Sunday, June 21, 2009

 

Donald Webster Gilbert

A father is a gift from life. When you are given life, you have been given a father.

A good Father is a gift from God.

My Father was a good man. I have told you before, that I am one of the most fortunate of all people having been born into a family with parents who wanted me. They were surprised by me, I’ll give you that, but they wanted me and they loved me. My home was solid and stable and my parents loved each other. Our household was run with rules and expectations and I was showered with affection. And in this mix was my Father, Donald Webster Gilbert.

My Dad was a home builder by trade – Don Gilbert Homes, Inc. In fact, the year I was born he was awarded the Home Builder of the Year award by the American Home Builders Association. I still have the tie clip from that honor. And when my Dad built a home, he did just that. He dug the hole for the basement and he laid the cement block. He wired and he plumbed. He built the walls out of straight 2x4’s and he laid the hardwood floors. He did the painting and laid the tile and he even made the cupboards. He did the landscaping and I remember laying sod with him. My Dad literally built the home.

One of the complaints I remember from my Mom was that everyone else got to live in Dad’s houses. We had to live “in somebody else’s crap”. My Mom didn’t hold too much stock in anyone else’s houses, as you could tell.

I remember visiting Mrs. Brintz, a grade school teacher from Homecroft Elementary. She lived in one of Dad’s houses. Even as a child, I could recognize a well built structure. I could sense the solid walls and heard the lack of creaks. I saw how everything operated well and there were no shims under any furniture legs. I saw wood everywhere – floors, trim, walls, cupboards, shelves, knick-knack cubbies. I felt safe and was in awe of one of his finished houses even as a child.

My Dad’s health failed the year I was born. We called it a “nervous breakdown” back then. Mayo Clinic was where he went and when he came home he was quiet. I suspect he was worried and disappointed in himself. The medical bills meant we had to sell stuff and so my Dad’s equipment started leaving the yard.

His new job was a construction job with Ulland Brothers out of Duluth. This job meant that he would have health benefits and less stress, they thought. This job meant that he would leave home on Sundays and come home late on Friday nights. He would work new highways or dams or bridges off in Minnesota or the Dakotas somewhere. Our home life changed without Dad around every day but Mom stuck it out and when he did come home, it was like Christmas every weekend!

Friday was the day to clean and cook. Mom made sure there was food ready to send with him for the following week and the house was spotless. As a grown woman now, I can only imagine the butterflies she felt as she awaited the arrival of the man she loved. And I feel a bit sorry for her that those brief hours had to be shared with two girls who, likewise, wanted time with this man. But as a child, I never felt that I was intruding or that my Dad wasn’t eager to see me. My Mom never ever sent me outside or to my room. There always seemed to be plenty of love to go around.
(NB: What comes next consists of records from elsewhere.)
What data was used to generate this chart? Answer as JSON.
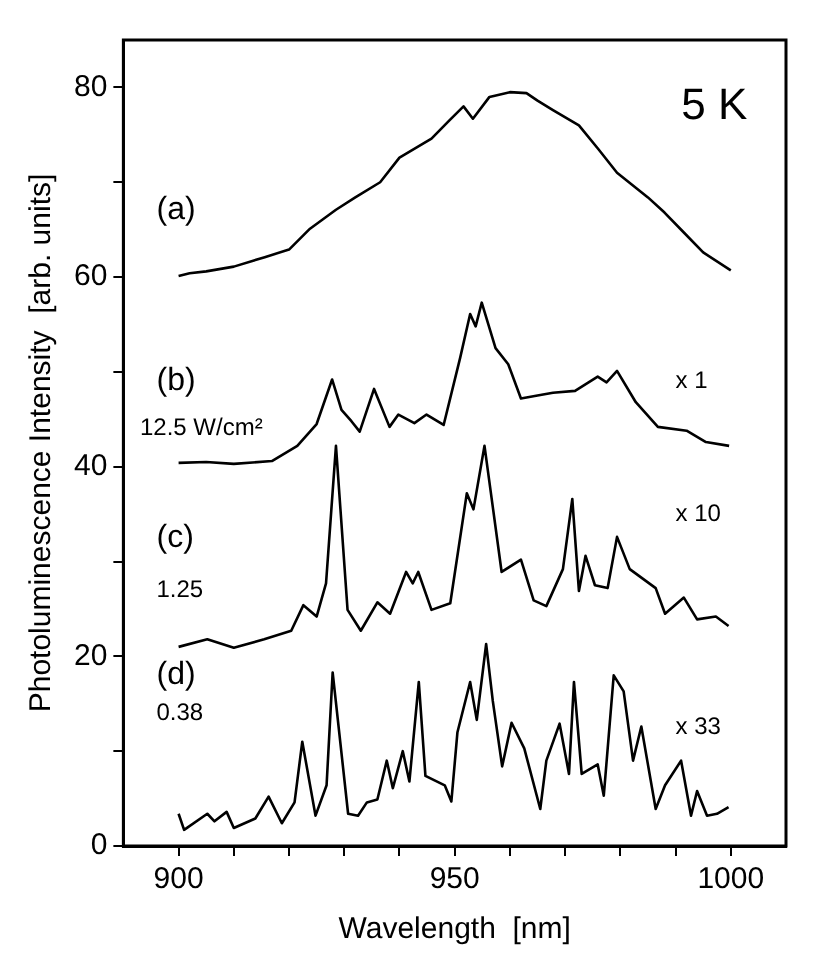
{
  "chart_data": {
    "type": "line",
    "xlabel": "Wavelength  [nm]",
    "ylabel": "Photoluminescence Intensity  [arb. units]",
    "xlim": [
      890,
      1010
    ],
    "xticks": [
      {
        "value": 900,
        "label": "900"
      },
      {
        "value": 910,
        "label": null
      },
      {
        "value": 920,
        "label": null
      },
      {
        "value": 930,
        "label": null
      },
      {
        "value": 940,
        "label": null
      },
      950,
      {
        "value": 960,
        "label": null
      },
      {
        "value": 970,
        "label": null
      },
      {
        "value": 980,
        "label": null
      },
      {
        "value": 990,
        "label": null
      },
      1000
    ],
    "ylim": [
      0,
      85
    ],
    "yticks": [
      0,
      {
        "value": 10,
        "label": null
      },
      20,
      {
        "value": 30,
        "label": null
      },
      40,
      {
        "value": 50,
        "label": null
      },
      60,
      {
        "value": 70,
        "label": null
      },
      80
    ],
    "grid": false,
    "legend": false,
    "marker": "none",
    "line_style": "solid",
    "annotations": [
      "5 K",
      "(a)",
      "(b)",
      "12.5 W/cm²",
      "x 1",
      "(c)",
      "1.25",
      "x 10",
      "(d)",
      "0.38",
      "x 33"
    ],
    "series": [
      {
        "color": "#000000",
        "x": [
          900,
          902,
          905,
          910,
          915.6,
          920,
          923.8,
          928.5,
          932,
          936.5,
          940,
          945.8,
          949,
          951.6,
          953.3,
          956.3,
          960,
          963,
          965,
          967.8,
          972.5,
          976,
          979.4,
          985,
          988,
          991.5,
          995,
          1000
        ],
        "values": [
          60.1,
          60.4,
          60.6,
          61.1,
          62.1,
          62.9,
          65.1,
          67.1,
          68.4,
          70,
          72.6,
          74.6,
          76.5,
          78,
          76.7,
          79,
          79.5,
          79.4,
          78.6,
          77.6,
          76,
          73.5,
          71,
          68.4,
          66.8,
          64.7,
          62.6,
          60.7
        ]
      },
      {
        "color": "#000000",
        "x": [
          900,
          905,
          910,
          916.9,
          921.5,
          925,
          927.8,
          929.5,
          931.3,
          932.8,
          935.4,
          938.2,
          939.8,
          942.7,
          944.9,
          948,
          951,
          952.8,
          953.8,
          954.9,
          957.4,
          959.7,
          962,
          965,
          967.8,
          971.8,
          975.9,
          977.5,
          979.4,
          982.8,
          986.8,
          992,
          995.5,
          999.7
        ],
        "values": [
          40.4,
          40.5,
          40.3,
          40.6,
          42.2,
          44.5,
          49.2,
          46,
          44.8,
          43.7,
          48.2,
          44.2,
          45.5,
          44.6,
          45.5,
          44.4,
          51.5,
          56.1,
          54.8,
          57.3,
          52.5,
          50.8,
          47.2,
          47.5,
          47.8,
          48,
          49.5,
          48.9,
          50.1,
          46.8,
          44.2,
          43.8,
          42.6,
          42.2
        ]
      },
      {
        "color": "#000000",
        "x": [
          900,
          905.2,
          910,
          915.5,
          920.4,
          922.6,
          925,
          926.7,
          928.5,
          930.6,
          933,
          936,
          938.3,
          941.2,
          942.4,
          943.4,
          945.8,
          949.2,
          952.2,
          953.4,
          955.4,
          958.5,
          962,
          964.3,
          966.6,
          969.6,
          971.3,
          972.5,
          973.7,
          975.4,
          977.7,
          979.4,
          981.7,
          986.4,
          988.1,
          991.5,
          993.9,
          997.3,
          999.6
        ],
        "values": [
          21,
          21.8,
          20.9,
          21.8,
          22.7,
          25.4,
          24.2,
          27.7,
          42.2,
          24.9,
          22.7,
          25.7,
          24.5,
          28.9,
          27.7,
          28.9,
          24.9,
          25.6,
          37.2,
          35.5,
          42.2,
          28.9,
          30.2,
          25.9,
          25.3,
          29.2,
          36.6,
          26.9,
          30.6,
          27.5,
          27.2,
          32.6,
          29.2,
          27.2,
          24.5,
          26.2,
          23.9,
          24.2,
          23.2
        ]
      },
      {
        "color": "#000000",
        "x": [
          900,
          901,
          905.2,
          906.5,
          908.7,
          910,
          913.9,
          916.3,
          918.7,
          921,
          922.4,
          924.8,
          926.8,
          927.9,
          930.7,
          932.5,
          934.1,
          936,
          937.7,
          938.8,
          940.6,
          941.8,
          943.5,
          944.7,
          948.2,
          949.4,
          950.5,
          952.8,
          954,
          955.7,
          956.9,
          958.6,
          960.3,
          962.6,
          965.5,
          966.6,
          969,
          970.7,
          971.6,
          973,
          975.9,
          977,
          978.8,
          980.6,
          982.3,
          983.8,
          986.4,
          988.1,
          991,
          992.8,
          993.9,
          995.7,
          997.5,
          999.6
        ],
        "values": [
          3.4,
          1.7,
          3.4,
          2.6,
          3.6,
          1.9,
          2.9,
          5.2,
          2.4,
          4.6,
          11,
          3.2,
          6.4,
          18.3,
          3.4,
          3.2,
          4.6,
          4.9,
          9,
          6.1,
          10,
          6.8,
          17.3,
          7.4,
          6.4,
          4.7,
          12,
          17.3,
          13.3,
          21.3,
          15.3,
          8.4,
          13,
          10.3,
          3.9,
          9,
          12.9,
          7.6,
          17.3,
          7.6,
          8.6,
          5.3,
          18,
          16.3,
          9,
          12.6,
          3.9,
          6.4,
          9,
          3.2,
          5.8,
          3.2,
          3.4,
          4.1
        ]
      }
    ]
  }
}
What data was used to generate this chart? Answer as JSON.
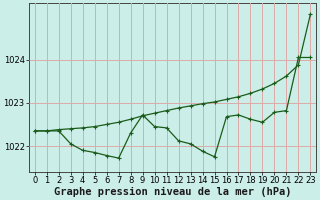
{
  "xlabel": "Graphe pression niveau de la mer (hPa)",
  "background_color": "#cceee8",
  "grid_color": "#ddaaaa",
  "line_color": "#1a5c1a",
  "ylim": [
    1021.4,
    1025.3
  ],
  "xlim": [
    -0.5,
    23.5
  ],
  "yticks": [
    1022,
    1023,
    1024
  ],
  "xticks": [
    0,
    1,
    2,
    3,
    4,
    5,
    6,
    7,
    8,
    9,
    10,
    11,
    12,
    13,
    14,
    15,
    16,
    17,
    18,
    19,
    20,
    21,
    22,
    23
  ],
  "series1_x": [
    0,
    1,
    2,
    3,
    4,
    5,
    6,
    7,
    8,
    9,
    10,
    11,
    12,
    13,
    14,
    15,
    16,
    17,
    18,
    19,
    20,
    21,
    22,
    23
  ],
  "series1_y": [
    1022.35,
    1022.35,
    1022.35,
    1022.05,
    1021.9,
    1021.85,
    1021.78,
    1021.72,
    1022.3,
    1022.72,
    1022.45,
    1022.42,
    1022.12,
    1022.05,
    1021.88,
    1021.75,
    1022.68,
    1022.72,
    1022.62,
    1022.55,
    1022.78,
    1022.82,
    1024.05,
    1024.05
  ],
  "series2_x": [
    0,
    1,
    2,
    3,
    4,
    5,
    6,
    7,
    8,
    9,
    10,
    11,
    12,
    13,
    14,
    15,
    16,
    17,
    18,
    19,
    20,
    21,
    22,
    23
  ],
  "series2_y": [
    1022.35,
    1022.35,
    1022.38,
    1022.4,
    1022.42,
    1022.45,
    1022.5,
    1022.55,
    1022.62,
    1022.7,
    1022.76,
    1022.82,
    1022.88,
    1022.93,
    1022.98,
    1023.02,
    1023.08,
    1023.14,
    1023.22,
    1023.32,
    1023.45,
    1023.62,
    1023.88,
    1025.05
  ],
  "marker": "+",
  "markersize": 3,
  "linewidth": 0.9,
  "xlabel_fontsize": 7.5,
  "xlabel_fontweight": "bold",
  "tick_fontsize": 6,
  "ylabel_fontsize": 6
}
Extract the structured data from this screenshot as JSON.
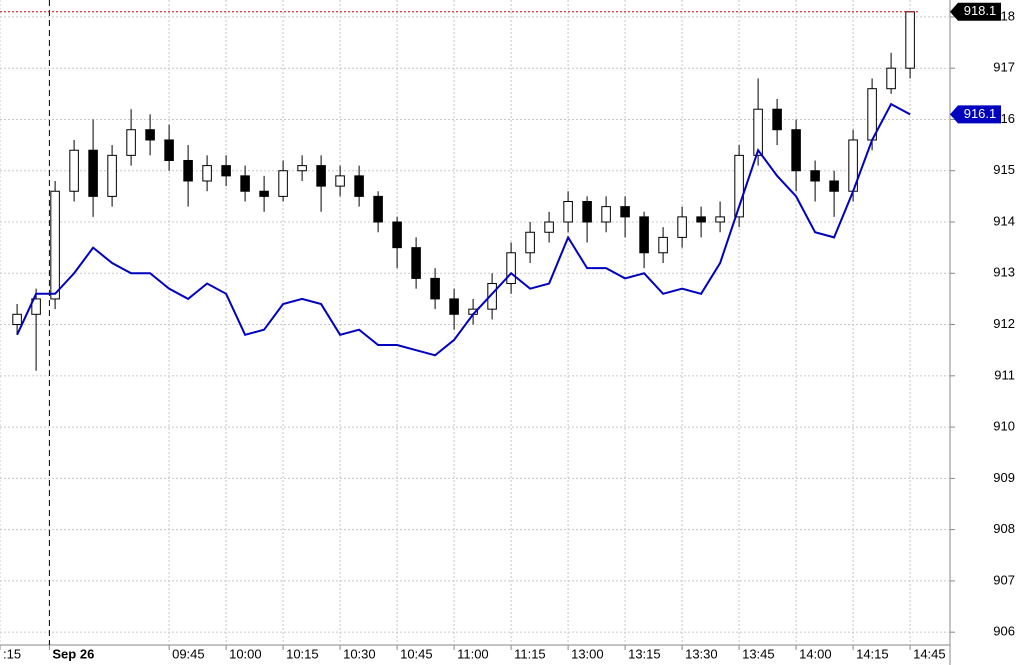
{
  "chart_data": {
    "type": "candlestick",
    "x": [
      0,
      1,
      2,
      3,
      4,
      5,
      6,
      7,
      8,
      9,
      10,
      11,
      12,
      13,
      14,
      15,
      16,
      17,
      18,
      19,
      20,
      21,
      22,
      23,
      24,
      25,
      26,
      27,
      28,
      29,
      30,
      31,
      32,
      33,
      34,
      35,
      36,
      37,
      38,
      39,
      40,
      41,
      42,
      43,
      44,
      45,
      46,
      47
    ],
    "open": [
      912.0,
      912.2,
      912.5,
      914.6,
      915.4,
      914.5,
      915.3,
      915.8,
      915.6,
      915.2,
      914.8,
      915.1,
      914.9,
      914.6,
      914.5,
      915.0,
      915.1,
      914.7,
      914.9,
      914.5,
      914.0,
      913.5,
      912.9,
      912.5,
      912.2,
      912.3,
      912.8,
      913.4,
      913.8,
      914.0,
      914.4,
      914.0,
      914.3,
      914.1,
      913.4,
      913.7,
      914.1,
      914.0,
      914.1,
      915.3,
      916.2,
      915.8,
      915.0,
      914.8,
      914.6,
      915.6,
      916.6,
      917.0
    ],
    "high": [
      912.4,
      912.7,
      914.8,
      915.6,
      916.0,
      915.5,
      916.2,
      916.1,
      915.9,
      915.5,
      915.3,
      915.3,
      915.1,
      914.9,
      915.2,
      915.3,
      915.3,
      915.1,
      915.1,
      914.6,
      914.1,
      913.7,
      913.1,
      912.7,
      912.5,
      913.0,
      913.6,
      914.0,
      914.2,
      914.6,
      914.5,
      914.5,
      914.5,
      914.2,
      913.9,
      914.3,
      914.3,
      914.4,
      915.5,
      916.8,
      916.4,
      916.0,
      915.2,
      915.0,
      915.8,
      916.8,
      917.3,
      918.1
    ],
    "low": [
      911.8,
      911.1,
      912.3,
      914.4,
      914.1,
      914.3,
      915.1,
      915.3,
      915.0,
      914.3,
      914.6,
      914.7,
      914.4,
      914.2,
      914.4,
      914.8,
      914.2,
      914.5,
      914.3,
      913.8,
      913.1,
      912.7,
      912.3,
      911.9,
      912.0,
      912.1,
      912.6,
      913.2,
      913.6,
      913.8,
      913.6,
      913.8,
      913.7,
      913.1,
      913.2,
      913.5,
      913.7,
      913.8,
      913.9,
      915.1,
      915.5,
      914.6,
      914.4,
      914.1,
      914.4,
      915.4,
      916.5,
      916.8
    ],
    "close": [
      912.2,
      912.5,
      914.6,
      915.4,
      914.5,
      915.3,
      915.8,
      915.6,
      915.2,
      914.8,
      915.1,
      914.9,
      914.6,
      914.5,
      915.0,
      915.1,
      914.7,
      914.9,
      914.5,
      914.0,
      913.5,
      912.9,
      912.5,
      912.2,
      912.3,
      912.8,
      913.4,
      913.8,
      914.0,
      914.4,
      914.0,
      914.3,
      914.1,
      913.4,
      913.7,
      914.1,
      914.0,
      914.1,
      915.3,
      916.2,
      915.8,
      915.0,
      914.8,
      914.6,
      915.6,
      916.6,
      917.0,
      918.1
    ],
    "up_color": "#ffffff",
    "down_color": "#000000",
    "overlay": {
      "color": "#0000c0",
      "values": [
        911.8,
        912.6,
        912.6,
        913.0,
        913.5,
        913.2,
        913.0,
        913.0,
        912.7,
        912.5,
        912.8,
        912.6,
        911.8,
        911.9,
        912.4,
        912.5,
        912.4,
        911.8,
        911.9,
        911.6,
        911.6,
        911.5,
        911.4,
        911.7,
        912.2,
        912.6,
        913.0,
        912.7,
        912.8,
        913.7,
        913.1,
        913.1,
        912.9,
        913.0,
        912.6,
        912.7,
        912.6,
        913.2,
        914.3,
        915.4,
        914.9,
        914.5,
        913.8,
        913.7,
        914.6,
        915.6,
        916.3,
        916.1
      ]
    },
    "price_labels": [
      918.1,
      916.1
    ],
    "price_label_colors": [
      "#000000",
      "#0000c0"
    ],
    "xlim": [
      -0.9,
      49.1
    ],
    "xticks": [
      {
        "value": -0.9,
        "label": ":15"
      },
      {
        "value": 1.7,
        "label": "Sep 26"
      },
      {
        "value": 8,
        "label": "09:45"
      },
      {
        "value": 11,
        "label": "10:00"
      },
      {
        "value": 14,
        "label": "10:15"
      },
      {
        "value": 17,
        "label": "10:30"
      },
      {
        "value": 20,
        "label": "10:45"
      },
      {
        "value": 23,
        "label": "11:00"
      },
      {
        "value": 26,
        "label": "11:15"
      },
      {
        "value": 29,
        "label": "13:00"
      },
      {
        "value": 32,
        "label": "13:15"
      },
      {
        "value": 35,
        "label": "13:30"
      },
      {
        "value": 38,
        "label": "13:45"
      },
      {
        "value": 41,
        "label": "14:00"
      },
      {
        "value": 44,
        "label": "14:15"
      },
      {
        "value": 47,
        "label": "14:45"
      }
    ],
    "ylim": [
      905.75,
      918.33
    ],
    "yticks": [
      906,
      907,
      908,
      909,
      910,
      911,
      912,
      913,
      914,
      915,
      916,
      917,
      918
    ],
    "grid": true
  }
}
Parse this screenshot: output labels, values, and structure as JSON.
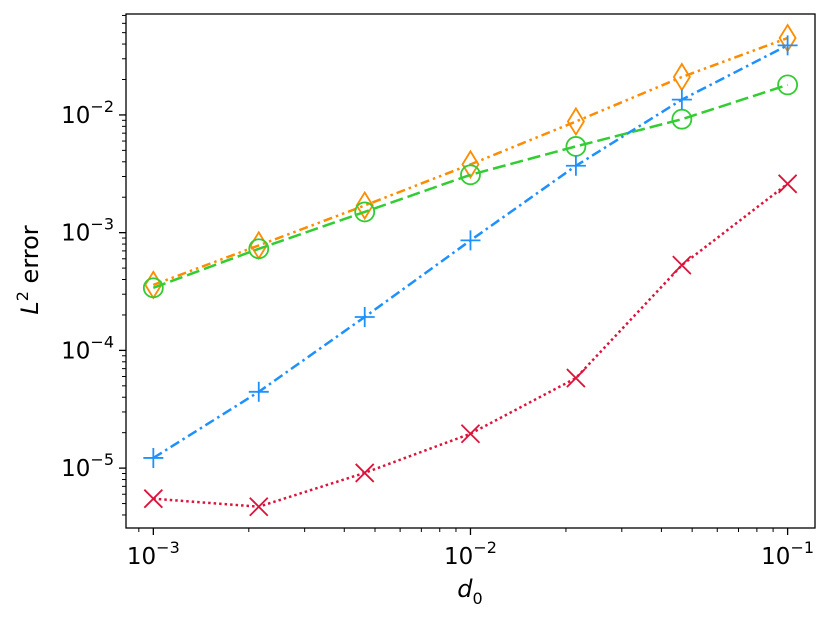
{
  "chart_data": {
    "type": "line",
    "title": "",
    "xlabel": "d_0",
    "ylabel": "L^2 error",
    "xscale": "log",
    "yscale": "log",
    "xlim": [
      0.00082,
      0.122
    ],
    "ylim": [
      3.1e-06,
      0.072
    ],
    "x": [
      0.001,
      0.00215,
      0.00464,
      0.01,
      0.0215,
      0.0464,
      0.1
    ],
    "x_ticks": [
      {
        "value": 0.001,
        "base": "10",
        "exp": "−3"
      },
      {
        "value": 0.01,
        "base": "10",
        "exp": "−2"
      },
      {
        "value": 0.1,
        "base": "10",
        "exp": "−1"
      }
    ],
    "y_ticks": [
      {
        "value": 1e-05,
        "base": "10",
        "exp": "−5"
      },
      {
        "value": 0.0001,
        "base": "10",
        "exp": "−4"
      },
      {
        "value": 0.001,
        "base": "10",
        "exp": "−3"
      },
      {
        "value": 0.01,
        "base": "10",
        "exp": "−2"
      }
    ],
    "series": [
      {
        "name": "series-diamond",
        "color": "#ff8c00",
        "marker": "diamond",
        "linestyle": "dashdotdot",
        "values": [
          0.00036,
          0.00078,
          0.0017,
          0.0038,
          0.0088,
          0.021,
          0.045
        ]
      },
      {
        "name": "series-circle",
        "color": "#32cd32",
        "marker": "circle",
        "linestyle": "dashed",
        "values": [
          0.00034,
          0.00073,
          0.0015,
          0.0031,
          0.0054,
          0.0092,
          0.018
        ]
      },
      {
        "name": "series-plus",
        "color": "#1e90ff",
        "marker": "plus",
        "linestyle": "dashdot",
        "values": [
          1.22e-05,
          4.45e-05,
          0.000192,
          0.00086,
          0.0037,
          0.0135,
          0.039
        ]
      },
      {
        "name": "series-x",
        "color": "#dc143c",
        "marker": "x",
        "linestyle": "dotted",
        "values": [
          5.5e-06,
          4.7e-06,
          9.1e-06,
          1.96e-05,
          5.82e-05,
          0.00053,
          0.0026
        ]
      }
    ]
  }
}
Sundays brought a full little house trailer freshly cleaned and stocked with clean clothes, clean linens, and food. My Dad would haul his trailer home so we could work our magic and then haul it back again. Even as a child, I would leave notes for him that he would find throughout the week. In the towels, in his socks, in his slippers. The notes would be silly but they would, I hoped, bring a smile to him and keep him close.

My Dad’s health faltered again when I was ten years old. This time Mayo Clinic couldn’t help us. It was cancer. And it was everywhere. Soon the man I knew as my Father was replaced by a man who bent the hospital bed rails in pain. A man who was quiet and swollen. A man who smelled way too much like antiseptic to be my Dad. A man that I clung to and played with as his cognitive abilities were eaten by the disease. A man that I loved even though it really wasn’t my Dad in there.

The medical bills meant we had to sell stuff and so my Dad’s equipment started leaving the yard again. This time we cried to see the bulldozer leave. And the shovel and his dump trucks. This time we cried. His funeral I try to forget. I know it was enormous. The funeral director was living in one of Dad’s houses and so all the stops were pulled out for this memorial. But we literally had people standing on the sidewalk outside listening to the service. The Johnson Mortuary in Duluth, Minnesota was filled with people who also loved my Dad.

When they closed the casket, I remember feeling a block of ice form in my chest. The man I adored was leaving and I would never hug him or hold his big work hands again. My Dad left big shoes for some other man to fill . . . .

And so on this Father’s Day, I remember my Dad. A man who had suffered from polio as a child and so walked with a bit of a “swagger”, as my Mom called it. A man who worked hard with his hands his entire life. A man who never had a signed contract for any of the houses he built. What good would that do? “If you can’t trust a man’s handshake and his word, then nothing written on paper will be any good” he would say. A man who was true and trustworthy. A man who had a ready laugh and a twinkle in those eyes. He taught me good life skills, this man.

Fathers are a gift of life. Good Fathers are a gift from God. And the Lord sure outdid himself on my Dad.